The court also granted Align's request for and issued a TRO prohibiting OrthoClear and the individual defendants from “disclosing, using, lecturing upon or publishing any proprietary information belonging to Align without the express prior written permission of Align.“ For the purposes of the TRO, the court defined “proprietary information“ as employment agreement materials, signed by each of the individual defendants, which include, among other things, Align's trade secrets, inventions, mask works, ideas, processes, formulas, source and object codes, data, programs, other works of authorship, know-how, improvements, discoveries, developments, designs and techniques. They also include information regarding plans for research, development, new products, marketing and selling, business plans, budgets and unpublished financial statements, licenses, prices and costs, suppliers and customers, as well as information regarding the skills and compensation of other employees of the company.

In response to a cross-application for a temporary restraining order filed by certain defendants, the court enjoined Chishti and the Align parties from disparaging each other in such a manner as to violate their mutual non-disparagement clause.

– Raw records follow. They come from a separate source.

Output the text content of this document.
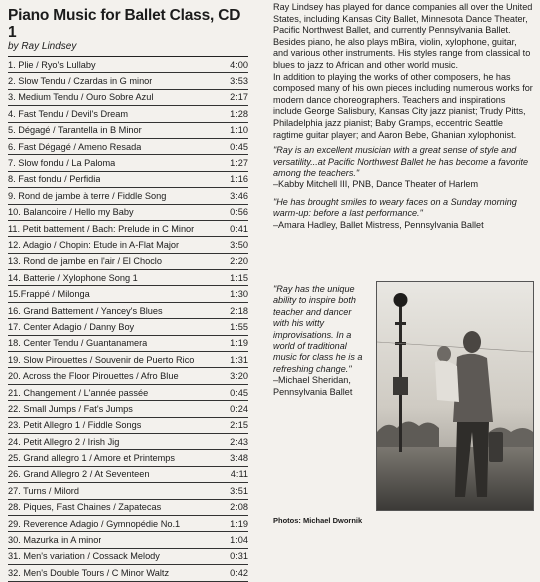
Piano Music for Ballet Class, CD 1
by Ray Lindsey
1. Plie / Ryo's Lullaby	4:00
2. Slow Tendu / Czardas in G minor	3:53
3. Medium Tendu / Ouro Sobre Azul	2:17
4. Fast Tendu / Devil's Dream	1:28
5. Dégagé / Tarantella in B Minor	1:10
6. Fast Dégagé / Ameno Resada	0:45
7. Slow fondu / La Paloma	1:27
8. Fast fondu / Perfidia	1:16
9. Rond de jambe à terre / Fiddle Song	3:46
10. Balancoire / Hello my Baby	0:56
11. Petit battement / Bach: Prelude in C Minor	0:41
12. Adagio / Chopin: Etude in A-Flat Major	3:50
13. Rond de jambe en l'air / El Choclo	2:20
14. Batterie / Xylophone Song 1	1:15
15.Frappé / Milonga	1:30
16. Grand Battement / Yancey's Blues	2:18
17. Center Adagio / Danny Boy	1:55
18. Center Tendu / Guantanamera	1:19
19. Slow Pirouettes / Souvenir de Puerto Rico	1:31
20. Across the Floor Pirouettes / Afro Blue	3:20
21. Changement / L'année passée	0:45
22. Small Jumps / Fat's Jumps	0:24
23. Petit Allegro 1 / Fiddle Songs	2:15
24. Petit Allegro 2 / Irish Jig	2:43
25. Grand allegro 1 / Amore et Printemps	3:48
26. Grand Allegro 2 / At Seventeen	4:11
27. Turns / Milord	3:51
28. Piques, Fast Chaines / Zapatecas	2:08
29. Reverence Adagio / Gymnopédie No.1	1:19
30. Mazurka in A minor	1:04
31. Men's variation / Cossack Melody	0:31
32. Men's Double Tours / C Minor Waltz	0:42

Ray Lindsey has played for dance companies all over the United States, including Kansas City Ballet, Minnesota Dance Theater, Pacific Northwest Ballet, and currently Pennsylvania Ballet. Besides piano, he also plays mBira, violin, xylophone, guitar, and various other instruments. His styles range from classical to blues to jazz to African and other world music.

In addition to playing the works of other composers, he has composed many of his own pieces including numerous works for modern dance choreographers. Teachers and inspirations include George Salisbury, Kansas City jazz pianist; Trudy Pitts, Philadelphia jazz pianist; Baby Gramps, eccentric Seattle ragtime guitar player; and Aaron Bebe, Ghanian xylophonist.

"Ray is an excellent musician with a great sense of style and versatility...at Pacific Northwest Ballet he has become a favorite among the teachers."

–Kabby Mitchell III, PNB, Dance Theater of Harlem

"He has brought smiles to weary faces on a Sunday morning warm-up: before a last performance."

–Amara Hadley, Ballet Mistress, Pennsylvania Ballet

"Ray has the unique ability to inspire both teacher and dancer with his witty improvisations. In a world of traditional music for class he is a refreshing change."

–Michael Sheridan,

Pennsylvania Ballet

Photos: Michael Dwornik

The court also enjoined Align and specific officers from advising any Align employee or consultant that he or she will be subject to criminal charges or a civil lawsuit if that person elects to change his or her employment status with Align, unless Align has good cause to believe criminal conduct has been or will be committed or that a civil cause of action will lie against the employee or consultant.

The court also required Align to refrain from taking any actions inconsistent with federal or state securities laws relating to the issuance or redemption of Align stock.

On Feb. 2, Align filed a multi-claim lawsuit in San Francisco County Superior Court alleging tort, contract, statutory and common law causes of action arising from Ortho-Clear and the individual defendants' plan to unlawfully utilize Align's intellectual property, confidential information and employees.

Roche Diagnostics (Indianapolis) dismissed a complaint filed in U.S. District Court, Southern District of Indiana on July 30, 2004, against former supplier Access Diabetic Supply (Pompano Beach, Florida).

The lawsuit claimed that Access Diabetic Supply misinformed consumers to believe that the Accu-Chek Compact blood glucose meter had been the subject of a high rate of complaints and product returns and had been recalled. Access Diabetic Supply now has agreed to contact all consumers who may have received the erroneous communication and inform them of the error, Roche said.